Мириам некоторое время смотрела на монету. Потом взяла ее другой рукой и прижала к своим губам.
— Это самая счастливая ночь в моей жизни, — сказала она.
Прошло две недели, а от Макса ничего не было слышно. Может быть, его арестовали в коммунистической Польше? Я звонил Хаиму Джоелу Трейбитчеру, но там никого не было дома. Я проводил ночи с Мириам, но не в ее квартире, а на Парк авеню в квартире лесбиянки, за ребенком которой присматривала Мириам. Мириам представила меня своей хозяйке — Линн Сталлнер — высокой женщине с зелеными глазами и огненно-рыжими волосами, подстриженными под мальчика, и лицом и руками, усыпанными веснушками. Она была курносая, с полными губами. Ее подруга, Сильвия, оказалась маленькой брюнеткой. Обе они были разведены. Парочка отправилась на летние каникулы в Виноградник Марты, а Мириам осталась заботиться о ребенке. В роскошной квартире на Парк авеню Мириам готовила еду для нас обоих. Мы пили вино из «винного погреба» Линн Сталлнер, декорированного под книжную полку. Днем, пока Мириам с маленьким Диди уходила в парк или на детскую площадку, я сидел в библиотеке Линн Сталлнер и читал ее книги, а еще делал заметки по новым темам и задумкам.
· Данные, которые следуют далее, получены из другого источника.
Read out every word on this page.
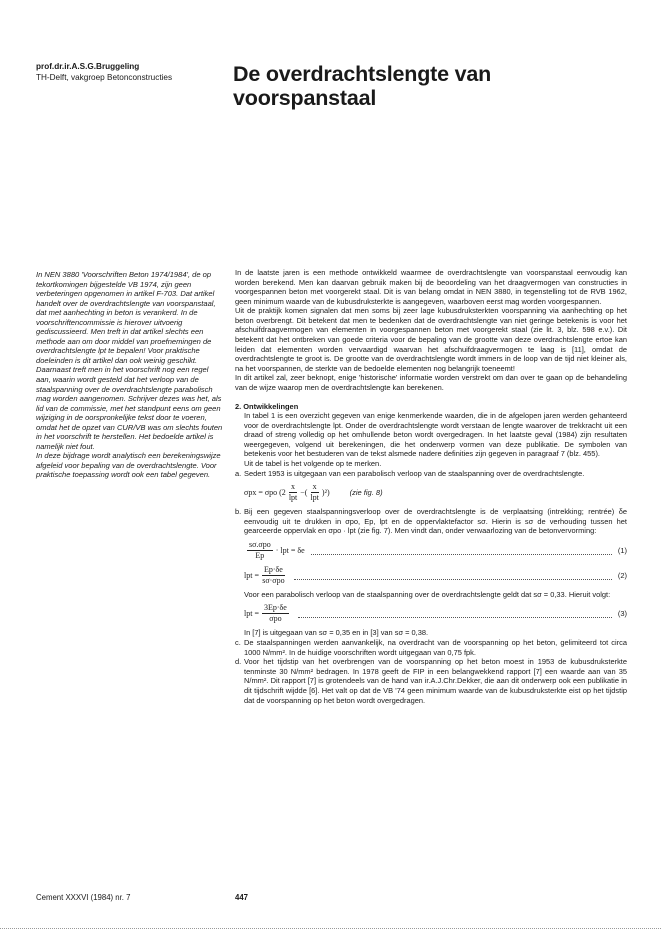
prof.dr.ir.A.S.G.Bruggeling
TH-Delft, vakgroep Betonconstructies	De overdrachtslengte van voorspanstaal

In NEN 3880 'Voorschriften Beton 1974/1984', de op tekortkomingen bijgestelde VB 1974, zijn geen verbeteringen opgenomen in artikel F-703. Dat artikel handelt over de overdrachtslengte van voorspanstaal, dat met aanhechting in beton is verankerd. In de voorschriftencommissie is hierover uitvoerig gediscussieerd. Men treft in dat artikel slechts een methode aan om door middel van proefnemingen de overdrachtslengte lpt te bepalen! Voor praktische doeleinden is dit artikel dan ook weinig geschikt. Daarnaast treft men in het voorschrift nog een regel aan, waarin wordt gesteld dat het verloop van de staalspanning over de overdrachtslengte parabolisch mag worden aangenomen. Schrijver dezes was het, als lid van de commissie, met het standpunt eens om geen wijziging in de oorspronkelijke tekst door te voeren, omdat het de opzet van CUR/VB was om slechts fouten in het voorschrift te herstellen. Het bedoelde artikel is namelijk niet fout.

In deze bijdrage wordt analytisch een berekeningswijze afgeleid voor bepaling van de overdrachtslengte. Voor praktische toepassing wordt ook een tabel gegeven.

In de laatste jaren is een methode ontwikkeld waarmee de overdrachtslengte van voorspanstaal eenvoudig kan worden berekend. Men kan daarvan gebruik maken bij de beoordeling van het draagvermogen van constructies in voorgespannen beton met voorgerekt staal. Dit is van belang omdat in NEN 3880, in tegenstelling tot de RVB 1962, geen minimum waarde van de kubusdruksterkte is aangegeven, waarboven eerst mag worden voorgespannen.

Uit de praktijk komen signalen dat men soms bij zeer lage kubusdruksterkten voorspanning via aanhechting op het beton overbrengt. Dit betekent dat men te bedenken dat de overdrachtslengte van niet geringe betekenis is voor het afschuifdraagvermogen van elementen in voorgespannen beton met voorgerekt staal (zie lit. 3, blz. 598 e.v.). Dit betekent dat het ontbreken van goede criteria voor de bepaling van de grootte van deze overdrachtslengte ertoe kan leiden dat elementen worden vervaardigd waarvan het afschuifdraagvermogen te laag is [11], omdat de overdrachtslengte te groot is. De grootte van de overdrachtslengte wordt immers in de loop van de tijd niet kleiner als, na het voorspannen, de sterkte van de bedoelde elementen nog belangrijk toeneemt!

In dit artikel zal, zeer beknopt, enige 'historische' informatie worden verstrekt om dan over te gaan op de behandeling van de wijze waarop men de overdrachtslengte kan berekenen.

2. Ontwikkelingen

In tabel 1 is een overzicht gegeven van enige kenmerkende waarden, die in de afgelopen jaren werden gehanteerd voor de overdrachtslengte lpt. Onder de overdrachtslengte wordt verstaan de lengte waarover de trekkracht uit een draad of streng volledig op het omhullende beton wordt overgedragen. In het laatste geval (1984) zijn resultaten weergegeven, volgend uit berekeningen, die het onderwerp vormen van deze publikatie. De symbolen van betekenis voor het bestuderen van de tekst alsmede nadere definities zijn gegeven in paragraaf 7 (blz. 455).

Uit de tabel is het volgende op te merken.

a. Sedert 1953 is uitgegaan van een parabolisch verloop van de staalspanning over de overdrachtslengte.
σpx = σpo ($2 \frac{x}{\text{lpt}}$ − ( $\frac{x}{\text{lpt}} )^2$)	(zie fig. 8)
b. Bij een gegeven staalspanningsverloop over de overdrachtslengte is de verplaatsing (intrekking; rentrée) δe eenvoudig uit te drukken in σpo, Ep, lpt en de oppervlaktefactor sσ. Hierin is sσ de verhouding tussen het gearceerde oppervlak en σpo · lpt (zie fig. 7). Men vindt dan, onder verwaarlozing van de betonvervorming:
$\frac{\text{sσ.σpo}}{Ep}$ · lpt = δe	(1)
lpt = $\frac{Ep\cdot\delta e}{\text{sσ·σpo}}$	(2)

Voor een parabolisch verloop van de staalspanning over de overdrachtslengte geldt dat sσ = 0,33. Hieruit volgt:

lpt = $\frac{3Ep\cdot\delta e}{\text{σpo}}$	(3)

In [7] is uitgegaan van sσ = 0,35 en in [3] van sσ = 0,38.

c. De staalspanningen werden aanvankelijk, na overdracht van de voorspanning op het beton, gelimiteerd tot circa 1000 N/mm². In de huidige voorschriften wordt uitgegaan van 0,75 fpk.
d. Voor het tijdstip van het overbrengen van de voorspanning op het beton moest in 1953 de kubusdruksterkte tenminste 30 N/mm² bedragen. In 1978 geeft de FIP in een belangwekkend rapport [7] een waarde aan van 35 N/mm². Dit rapport [7] is grotendeels van de hand van ir.A.J.Chr.Dekker, die aan dit onderwerp ook een publikatie in dit tijdschrift wijdde [6]. Het valt op dat de VB '74 geen minimum waarde van de kubusdruksterkte eist op het tijdstip dat de voorspanning op het beton wordt overgedragen.
Cement XXXVI (1984) nr. 7	447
Иногда я просматривал газету на идише, которую по утрам приносила Мириам.
В каждой комнате квартиры был телефон, и я часто звонил Стефе. Наши разговоры были почти всегда одинаковыми. Где я прячусь в эти жаркие летние дни? Она хотела бы знать, почему я не захожу к ним. Они с Леоном собираются провести месяц в отеле в Атлантик-Сити. Они были бы рады взять меня с собой. Стефа была недовольна мной:
— Я разочарована в тебе, Ареле. Вместо того чтобы сосредоточиться на своей работе, ты валяешь дурака с разными никчемными людьми.Я верю в тебя и в твой талант, но ты делаешь все, чтобы погубить себя. Леон восхищен твоими произведениями на идише, но кто в Америке читает на идише? Ты завяз в трясине и никогда оттуда не выберешься. Писатели на двадцать лет моложе тебя становятся богатыми и знаменитыми, а ты прилип к чему-то больному, гниющему, скорее мертвому, чем живому. Леон предложил заплатить кому-нибудь, чтобы перевести твои произведения на английский. Другие бы кинулись использовать шанс, который он тебе дал, а ты ничего не делаешь, чтобы выбраться из затруднительного положения, в котором оказался.
— Стефеле, литература не так важна для меня, чтобы ради нее становиться попрошайкой.
— А что для тебя важно? Я еще могла бы понять, если бы ты был набожным человеком, как твой отец, или сионистом, который хочет заново отстроить еврейское государство. То, что ты делаешь, все твое поведение, это чистое самоубийство. Откуда ты говоришь?
— Из своего кабинета.
— Врешь, ты не в своем кабинете.
— Откуда ты знаешь?
— Я звонила в редакцию, и они сказали, что тебя там нет.
— Зачем ты звонила?
— Потому что Леон закончил свои дела раньше, чем ожидал, и мы завтра уезжаем в Атлантик-Сити. Я звонила, чтобы попрощаться.
— До свидания, Стефеле. Хорошей тебе погоды.
— Где ты?
Я помолчал, потом сказал:
— Я стал бэбиситтером у матери-лесбиянки.
— Ты надо мной подшучиваешь, что ли?
— Я не подшучиваю.
— Подожди секундочку, кто-то звонит в дверь. Я сейчас вернусь.